New Delhi, Oct 1 (IANS) Leading industry chambers on Wednesday expressed delight on the RBI’s move to keep the repo rate steady at 5.5 per cent with a ‘neutral’ stance, saying that this shows a balanced approach to supporting growth while keeping an eye on inflation.
After the earlier 100 bps rate cut this year, the RBI’s steady and cautious outlook gives confidence to businesses, investors, and the broader economy.
“By balancing the twin objectives of growth and price stability, the policy sends out a reassuring signal to businesses and investors. Stable interest rates will help corporates plan long-term investments with greater clarity, while providing comfort to consumers through predictable borrowing costs,” said Assocham President, Sanjay Nayar.
Key sectors such as banking, infrastructure and automobiles are expected to benefit from steady demand conditions, backed by a conducive financing environment.
“This move also reinforces confidence in India’s macroeconomic resilience and its ability to attract global capital,” Nayar mentioned.
Further, for commodity-linked industries, the policy signals stability as the RBI’s neutral approach reduces the risk of immediate rate hikes. This will help moderate input cost pressures and support consumption-led demand in sectors like FMCG, infrastructure and manufacturing. The decision also provides clarity for investors, strengthening confidence in India’s growth outlook.
The RBI’s decision reinforces India’s economic stability, sending a positive signal to global partners like the US. While it doesn’t directly affect trade tariffs, steady policy strengthens investor confidence and supports efforts to enhance bilateral trade and investment ties.
Assocham further said that RBI’s decision will provide stability to Indian rupee, helping it avoid sharp fluctuations at a time when global investors closely monitor interest rate moves by central banks such as the US Fed or the ECB.
On inflation, the RBI decisions signal a careful balance between supporting growth and controlling inflation.
PHDCCI Chairman Hemant Jain said healthy progress of the southwest monsoon, higher kharif sowing, adequate reservoir levels and comfortable buffer stock of foodgrains, and prudent government measures to manage agriculture supply chains, outlook for headline CPI Inflation for FY2025-26 has been projected at 2.6 per cent.

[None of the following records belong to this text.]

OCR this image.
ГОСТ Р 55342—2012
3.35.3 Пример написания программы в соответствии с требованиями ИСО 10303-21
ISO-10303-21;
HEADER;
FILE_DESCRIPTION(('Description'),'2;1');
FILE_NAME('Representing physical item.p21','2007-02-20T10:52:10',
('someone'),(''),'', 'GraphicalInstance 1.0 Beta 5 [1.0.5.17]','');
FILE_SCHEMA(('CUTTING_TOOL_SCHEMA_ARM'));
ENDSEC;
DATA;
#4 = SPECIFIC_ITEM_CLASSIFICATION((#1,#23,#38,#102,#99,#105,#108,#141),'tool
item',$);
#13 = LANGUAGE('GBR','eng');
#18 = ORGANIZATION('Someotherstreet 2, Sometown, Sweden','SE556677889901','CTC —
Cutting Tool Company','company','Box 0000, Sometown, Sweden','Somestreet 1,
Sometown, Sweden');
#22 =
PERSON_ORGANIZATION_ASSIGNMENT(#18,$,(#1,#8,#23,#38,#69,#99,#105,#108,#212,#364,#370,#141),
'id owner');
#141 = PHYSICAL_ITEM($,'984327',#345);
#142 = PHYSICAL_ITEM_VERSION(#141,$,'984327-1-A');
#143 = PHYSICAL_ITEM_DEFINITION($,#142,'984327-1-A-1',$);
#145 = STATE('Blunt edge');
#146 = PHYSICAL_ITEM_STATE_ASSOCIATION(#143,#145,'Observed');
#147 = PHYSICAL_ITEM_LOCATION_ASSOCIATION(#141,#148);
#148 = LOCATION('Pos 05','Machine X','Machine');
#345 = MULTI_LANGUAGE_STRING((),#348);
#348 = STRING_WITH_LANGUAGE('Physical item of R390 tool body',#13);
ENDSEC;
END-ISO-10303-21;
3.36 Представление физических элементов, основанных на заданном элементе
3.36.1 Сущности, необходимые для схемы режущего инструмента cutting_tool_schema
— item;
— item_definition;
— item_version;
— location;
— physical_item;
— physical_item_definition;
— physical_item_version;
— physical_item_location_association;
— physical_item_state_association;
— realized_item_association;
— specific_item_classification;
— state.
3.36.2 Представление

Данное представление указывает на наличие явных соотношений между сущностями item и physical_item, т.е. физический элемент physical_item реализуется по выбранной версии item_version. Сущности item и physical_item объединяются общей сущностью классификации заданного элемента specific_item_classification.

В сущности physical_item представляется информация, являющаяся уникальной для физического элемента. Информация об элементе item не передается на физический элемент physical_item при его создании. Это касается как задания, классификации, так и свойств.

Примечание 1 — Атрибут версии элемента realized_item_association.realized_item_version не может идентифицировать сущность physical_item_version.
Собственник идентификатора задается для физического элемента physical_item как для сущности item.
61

Additionally, announcement of a package of 22 additional measures included under ease of doing business, resilience and competitiveness of the banking sector, credit flow, simplify foreign exchange management, consumer satisfaction, and internationalisation of Indian Rupee are steps in right direction at the right time, Jain emphasised.
The RBI's commitment to remain “proactive, objective and consistent” in its communication, while backing it up with credible actions, provides confidence in the policy framework's adaptability to evolving conditions,” said Dr Ranjeet Mehta, CEO and Secretary General, PHDCCI.